Last night, I went westmall with my Baby and I got a surprise of my life. She has arranged for her mum to meet me without informing me. I got a shock when I saw her mum. I think her mum saw my shocking face too. We went for coffee but then I recall that I got no cash with me. I ran to the ATM to withdraw money. Come to think about it, it was not a bad thing cause I took the time I had at the ATM to calm myself down. Thank God that everything turn out quite smoothly. Hopefully I leave a good impression instead of a bad one.
Today, my Baby got an interview at 10am. I been trying to wake her up since 8am and I told her it's raining and it will be hard to flag a cab but she only manage to drag herself out of the bed at around 9am. Before she left the house, I told her it's raining and ask her to bring an umbrella but she don't want. She say the rain stopped. Soon after, she notice that her documents are missing. She left it at home and forget to bring. That's when she start turning grouchy and start showing attitude . She then rush off for her interview. I did not sent her down because I'm tired and lazy. 5mins after she left my house, she called me and say that she could not get a cab and is getting wet under the rain. The moment she hang up then phone, I quickly talk a jacket and an umbrella and rush down to find her. Thanks to my stupid slippers and the wet floor, I slip and fall. My butt is so pain lor. I got back on my feet and went to find her. As expected, she is so impatient and grouchy. I start to wonder how was her performance when she was working as an event management. It is the basic of all management job to stay calm and analyze the situation. Never mind about that. What really piss me off is that she got no cash with her and she don't want to take from me. Am I even her boyfriend? Or she is looking down on me since I'm not working now? And right in-front of me, she called her suitor and wanted to ask him come pick her up. I know she is late and there is no cab but did she think about how will I feel when she did that? I feel so useless and disrespected. Yesterday when I told my Baby that a friend's girlfriend ask me to play mahjong which I rejected her straightaway cause I need to fetch my Baby from work but my Baby still got jealous and angry. So why can't I be jealous and angry when my Baby called her suitor to come pick her up. 2 days ago, she went out with her suitor alone I already keep quiet lor.

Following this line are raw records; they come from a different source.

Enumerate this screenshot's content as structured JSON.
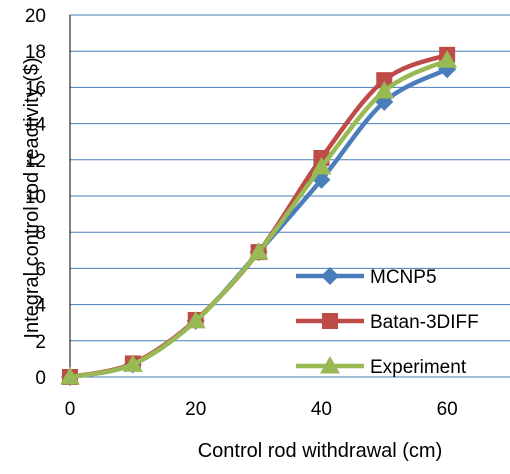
{
  "chart_data": {
    "type": "line",
    "title": "",
    "xlabel": "Control rod withdrawal (cm)",
    "ylabel": "Integral control rod reactivity ($)",
    "x": [
      0,
      10,
      20,
      30,
      40,
      50,
      60
    ],
    "xlim": [
      0,
      70
    ],
    "ylim": [
      0,
      20
    ],
    "x_ticks": [
      "0",
      "20",
      "40",
      "60"
    ],
    "y_ticks": [
      "0",
      "2",
      "4",
      "6",
      "8",
      "10",
      "12",
      "14",
      "16",
      "18",
      "20"
    ],
    "grid": "horizontal",
    "legend_position": "bottom-right (inside)",
    "series": [
      {
        "name": "MCNP5",
        "color": "#4a7ebb",
        "marker": "diamond",
        "values": [
          0,
          0.7,
          3.1,
          6.9,
          10.9,
          15.2,
          17.0
        ]
      },
      {
        "name": "Batan-3DIFF",
        "color": "#be4b48",
        "marker": "square",
        "values": [
          0,
          0.75,
          3.15,
          6.9,
          12.1,
          16.4,
          17.8
        ]
      },
      {
        "name": "Experiment",
        "color": "#98b954",
        "marker": "triangle",
        "values": [
          0,
          0.7,
          3.1,
          6.9,
          11.6,
          15.8,
          17.5
        ]
      }
    ]
  }
}
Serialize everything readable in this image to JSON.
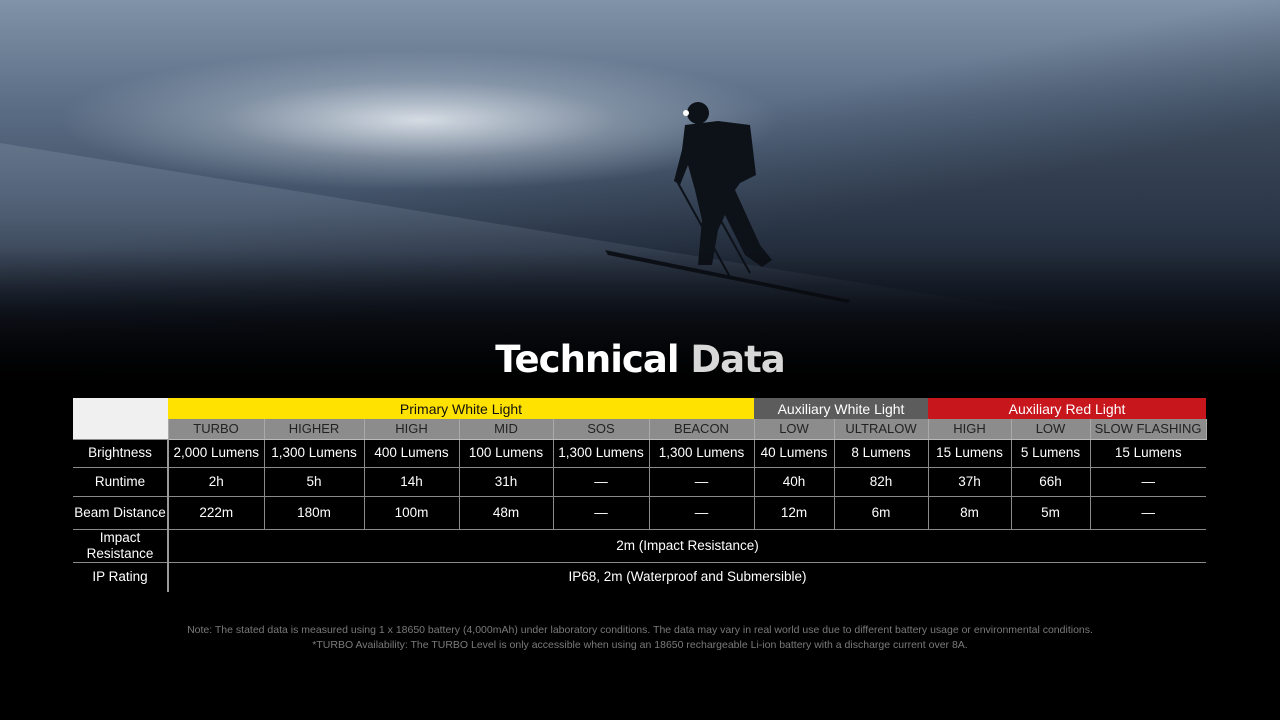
{
  "title": {
    "part1": "Technical",
    "part2": "Data"
  },
  "colors": {
    "primary_white": "#ffe200",
    "auxiliary_white": "#5c5c5c",
    "auxiliary_red": "#c8161d",
    "mode_row": "#8c8c8c"
  },
  "groups": [
    {
      "label": "Primary White Light",
      "color": "#ffe200",
      "text_color": "#111"
    },
    {
      "label": "Auxiliary White Light",
      "color": "#5c5c5c",
      "text_color": "#fff"
    },
    {
      "label": "Auxiliary Red Light",
      "color": "#c8161d",
      "text_color": "#fff"
    }
  ],
  "modes": [
    "TURBO",
    "HIGHER",
    "HIGH",
    "MID",
    "SOS",
    "BEACON",
    "LOW",
    "ULTRALOW",
    "HIGH",
    "LOW",
    "SLOW FLASHING"
  ],
  "rows": [
    {
      "label": "Brightness",
      "values": [
        "2,000 Lumens",
        "1,300 Lumens",
        "400 Lumens",
        "100 Lumens",
        "1,300 Lumens",
        "1,300 Lumens",
        "40 Lumens",
        "8 Lumens",
        "15 Lumens",
        "5 Lumens",
        "15 Lumens"
      ]
    },
    {
      "label": "Runtime",
      "values": [
        "2h",
        "5h",
        "14h",
        "31h",
        "—",
        "—",
        "40h",
        "82h",
        "37h",
        "66h",
        "—"
      ]
    },
    {
      "label": "Beam Distance",
      "values": [
        "222m",
        "180m",
        "100m",
        "48m",
        "—",
        "—",
        "12m",
        "6m",
        "8m",
        "5m",
        "—"
      ]
    }
  ],
  "impact": {
    "label": "Impact Resistance",
    "value": "2m (Impact Resistance)"
  },
  "ip": {
    "label": "IP Rating",
    "value": "IP68, 2m (Waterproof and Submersible)"
  },
  "notes": [
    "Note: The stated data is measured using 1 x 18650 battery (4,000mAh) under laboratory conditions. The data may vary in real world use due to different battery usage or environmental conditions.",
    "*TURBO Availability: The TURBO Level is only accessible when using an 18650 rechargeable Li-ion battery with a discharge current over 8A."
  ]
}
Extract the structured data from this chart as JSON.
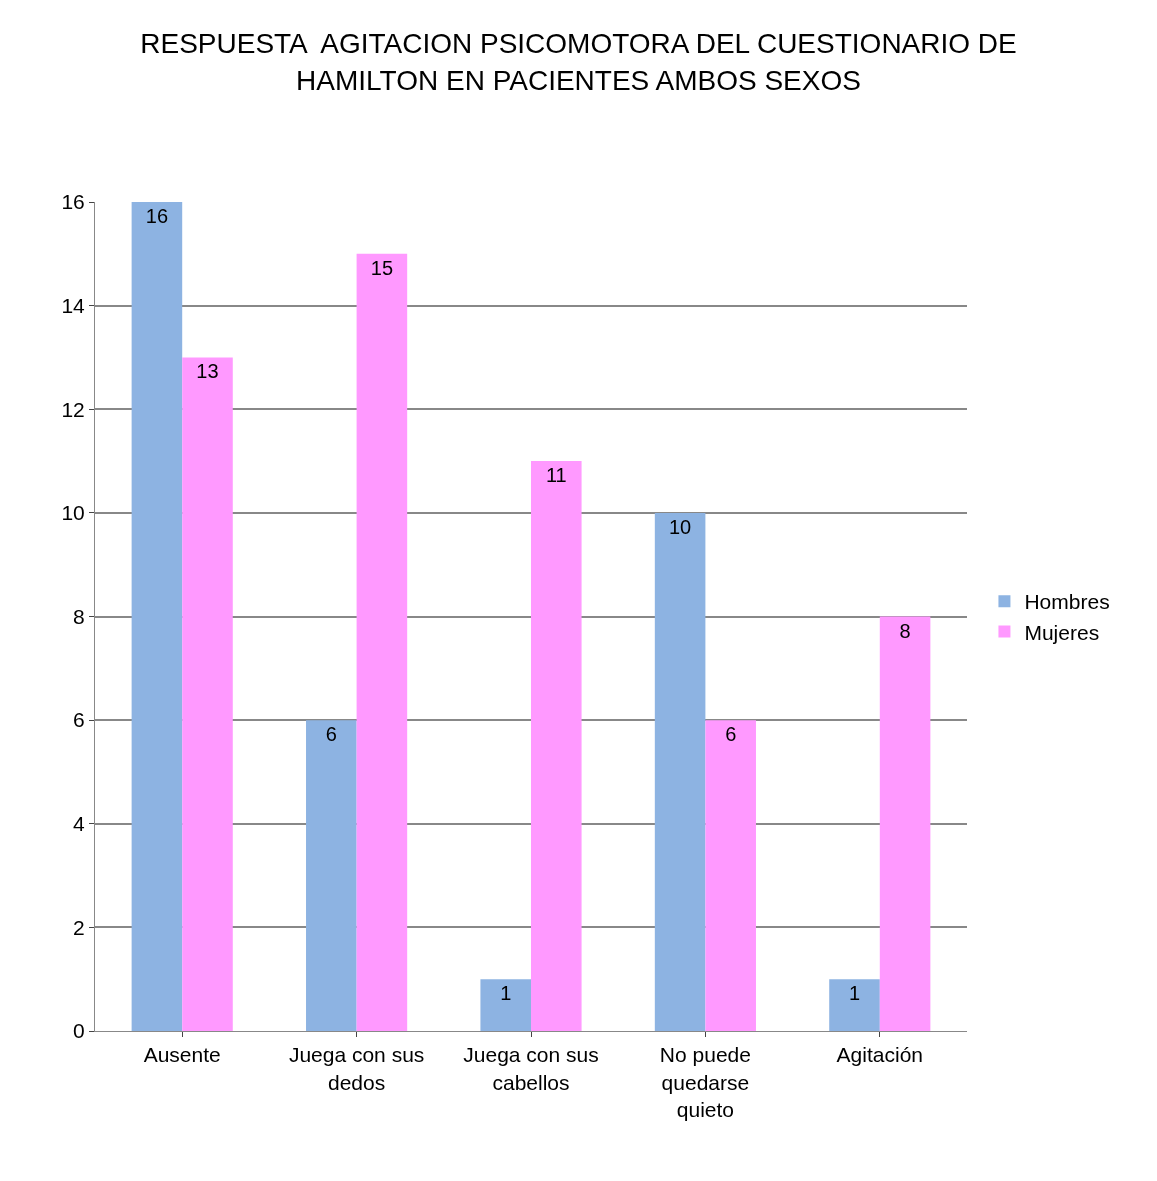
{
  "chart_data": {
    "type": "bar",
    "title": "RESPUESTA  AGITACION PSICOMOTORA DEL CUESTIONARIO DE HAMILTON EN PACIENTES AMBOS SEXOS",
    "categories": [
      "Ausente",
      "Juega con sus dedos",
      "Juega con sus cabellos",
      "No puede quedarse quieto",
      "Agitación"
    ],
    "series": [
      {
        "name": "Hombres",
        "color": "#8db3e2",
        "values": [
          16,
          6,
          1,
          10,
          1
        ]
      },
      {
        "name": "Mujeres",
        "color": "#ff99ff",
        "values": [
          13,
          15,
          11,
          6,
          8
        ]
      }
    ],
    "ylim": [
      0,
      16
    ],
    "yticks": [
      0,
      2,
      4,
      6,
      8,
      10,
      12,
      14,
      16
    ],
    "grid": "y",
    "legend": "right",
    "data_labels": true
  }
}
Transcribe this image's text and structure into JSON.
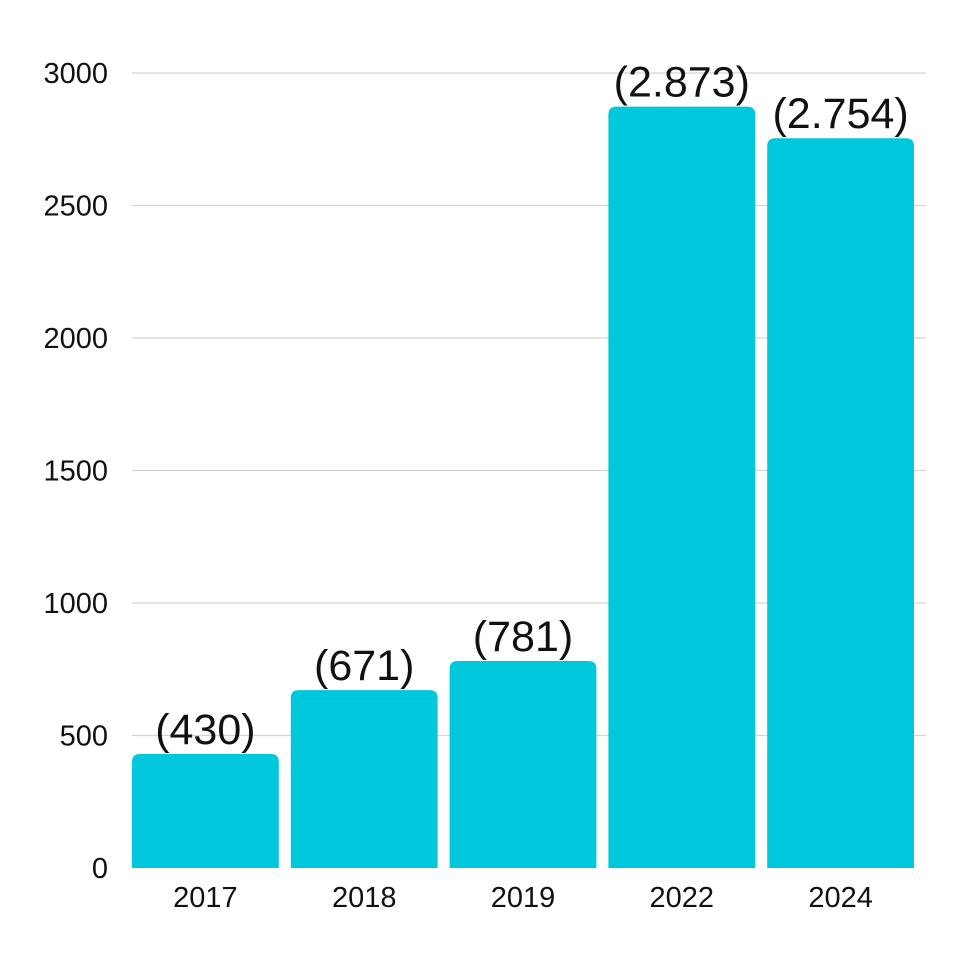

I can't stand it when she threaten to leave me. She give me the feeling that I'm totally not important to her and she will leave anytime. Today, I suddenly feel very tired and the thoughts of giving up came across my mind but I recall something that my Baby say yesterday. "When you feel like giving up, remember why you held on for so long in the first place". Haizzz... Hope the rain will stop and the bright sun will come out soon. Pray that my Baby interview will be successful and she is able to get a job she like soon.